Some of the tools I have worked with that provide exactly the information you are looking for are Packeteer and Compuware's EcoScope. Both of these tools are designed to be put inline between the router and the rest of the network.

The Packeteer will begin monitoring the traffic going across the circuit and develop graphs to show the utilization. As well as being able to see how much of what traffic is going across your link, you will be able to see the top talkers.

Once you get an idea of what traffic is going across, the box allows you to begin shaping the traffic to meet the requirements of you organization. You can limit HTTP traffic and give more bandwidth to mission critical applications.

I am a big believer in using the right tool for the right job. The Sniffer is a GREAT tool for doing packet analysis.
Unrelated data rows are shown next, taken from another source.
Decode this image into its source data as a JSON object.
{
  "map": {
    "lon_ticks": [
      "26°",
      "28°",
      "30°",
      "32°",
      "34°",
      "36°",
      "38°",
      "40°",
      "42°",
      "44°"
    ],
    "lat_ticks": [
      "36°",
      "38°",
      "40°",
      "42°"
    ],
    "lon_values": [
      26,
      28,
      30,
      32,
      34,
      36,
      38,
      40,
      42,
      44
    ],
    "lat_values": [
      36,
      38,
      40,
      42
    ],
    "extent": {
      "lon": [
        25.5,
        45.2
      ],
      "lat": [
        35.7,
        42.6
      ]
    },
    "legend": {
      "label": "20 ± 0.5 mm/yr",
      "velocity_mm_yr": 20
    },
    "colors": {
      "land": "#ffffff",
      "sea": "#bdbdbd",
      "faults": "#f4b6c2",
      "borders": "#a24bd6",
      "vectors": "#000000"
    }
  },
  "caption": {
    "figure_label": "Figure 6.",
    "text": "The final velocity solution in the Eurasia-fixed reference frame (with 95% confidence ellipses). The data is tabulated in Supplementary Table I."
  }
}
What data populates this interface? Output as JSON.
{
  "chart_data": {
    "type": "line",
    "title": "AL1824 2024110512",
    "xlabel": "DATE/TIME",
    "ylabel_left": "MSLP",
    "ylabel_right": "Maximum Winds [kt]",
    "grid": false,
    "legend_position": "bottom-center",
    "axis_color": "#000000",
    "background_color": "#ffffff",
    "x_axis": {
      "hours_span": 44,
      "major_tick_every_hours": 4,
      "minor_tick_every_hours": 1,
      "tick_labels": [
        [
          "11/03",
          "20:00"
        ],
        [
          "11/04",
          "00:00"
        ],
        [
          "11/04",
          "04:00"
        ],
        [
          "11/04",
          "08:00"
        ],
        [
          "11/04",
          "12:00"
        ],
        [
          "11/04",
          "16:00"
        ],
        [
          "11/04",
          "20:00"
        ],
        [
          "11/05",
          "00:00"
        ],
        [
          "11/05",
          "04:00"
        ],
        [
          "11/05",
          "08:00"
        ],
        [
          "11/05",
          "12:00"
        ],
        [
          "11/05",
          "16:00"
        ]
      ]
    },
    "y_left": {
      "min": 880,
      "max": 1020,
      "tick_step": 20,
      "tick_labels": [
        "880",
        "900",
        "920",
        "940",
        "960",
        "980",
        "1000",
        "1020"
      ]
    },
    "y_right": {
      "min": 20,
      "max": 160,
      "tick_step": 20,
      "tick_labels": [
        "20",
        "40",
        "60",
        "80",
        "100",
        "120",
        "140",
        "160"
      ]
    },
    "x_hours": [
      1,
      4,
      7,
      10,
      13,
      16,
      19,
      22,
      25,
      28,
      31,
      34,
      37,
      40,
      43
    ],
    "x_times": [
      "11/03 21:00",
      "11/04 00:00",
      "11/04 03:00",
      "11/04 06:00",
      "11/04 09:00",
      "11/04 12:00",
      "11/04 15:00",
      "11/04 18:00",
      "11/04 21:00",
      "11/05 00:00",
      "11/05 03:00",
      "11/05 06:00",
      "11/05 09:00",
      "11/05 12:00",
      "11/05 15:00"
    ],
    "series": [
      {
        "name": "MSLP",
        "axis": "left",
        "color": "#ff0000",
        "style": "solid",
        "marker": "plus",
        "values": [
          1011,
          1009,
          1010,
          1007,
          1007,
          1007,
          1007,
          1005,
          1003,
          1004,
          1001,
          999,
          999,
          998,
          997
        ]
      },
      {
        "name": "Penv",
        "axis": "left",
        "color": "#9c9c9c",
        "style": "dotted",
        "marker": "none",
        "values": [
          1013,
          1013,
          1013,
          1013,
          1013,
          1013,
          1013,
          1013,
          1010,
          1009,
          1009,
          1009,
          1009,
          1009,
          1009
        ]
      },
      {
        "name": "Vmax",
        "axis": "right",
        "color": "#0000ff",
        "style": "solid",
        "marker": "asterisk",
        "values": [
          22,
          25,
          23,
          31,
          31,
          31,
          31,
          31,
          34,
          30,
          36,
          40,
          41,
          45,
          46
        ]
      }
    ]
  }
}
In fact I've used it to make a living for the last 7 years, but for characterizing traffic across a WAN link and reporting on it, not so good...

Hope this helps!
 
Hi.

If you want to do some port monitoring, you could do so in different ways even if you are not sure what ports are being used on that link.
- Standard ports: you could capture all traffic and then using Matrix post-analysis tab you could filter the stations using ports you want, once identified those ports, you could build and apply Data Pattern filters in order to see utilization in a port by port basis.
- If only need statistics of Response Time, you can use ART to see it, setting up ports you need.
- No-standard ports ? use TOOLS>OPTIONS>PROTOCOLS to set up new TCP, UDP and IPX ports. Now they will appear on ART tool.
- With captured data, you can build a Display Data Pattern filter like this:
"tcp dest port 80 OR source port 80" or "Dest port 23 OR source port 23" ( boolean operators ), etc.

I'm sure you can do it in many ways, with Monitor Filters Capture Filters and Display Filters, I've done it before, and client was very happy !


 
Thank you, mpennac and AlexTovar!
I am will use your advice today. I allso have another utility that I will try. "Performance Monitor".

Jkeeper
 
I agree with AlexTovar. Documenting under Tools, Options, Protocols gives you the ability to define all the other protocols that aren't already defined as standard in Sniffer. We have been using this feature to identify the amount of bandwidth that is being used by apps like Kazza, Morpheus, and other peer sharing programs. I have quite a few protocols listed in my Sniffer. Then you can use the graph it produces for exports to supply management with the nice GUI they like to see showing statistics.

The only downside to it is, you have to enter these in by hand one by one (one protocol and one port number). So, if you have protocols that use a range of port numbers, you need to enter in each port number you want to capture/monitor.


Good Luck!
DTMan
 
just questions

If an app uses random port numbers, how to simplify this setting?
And I found that Protocol Dist. does not display Voice (RTP, RTCP,..) separating from Others protocol. Also Report generated by Reporter is not distinguishing. how to work around.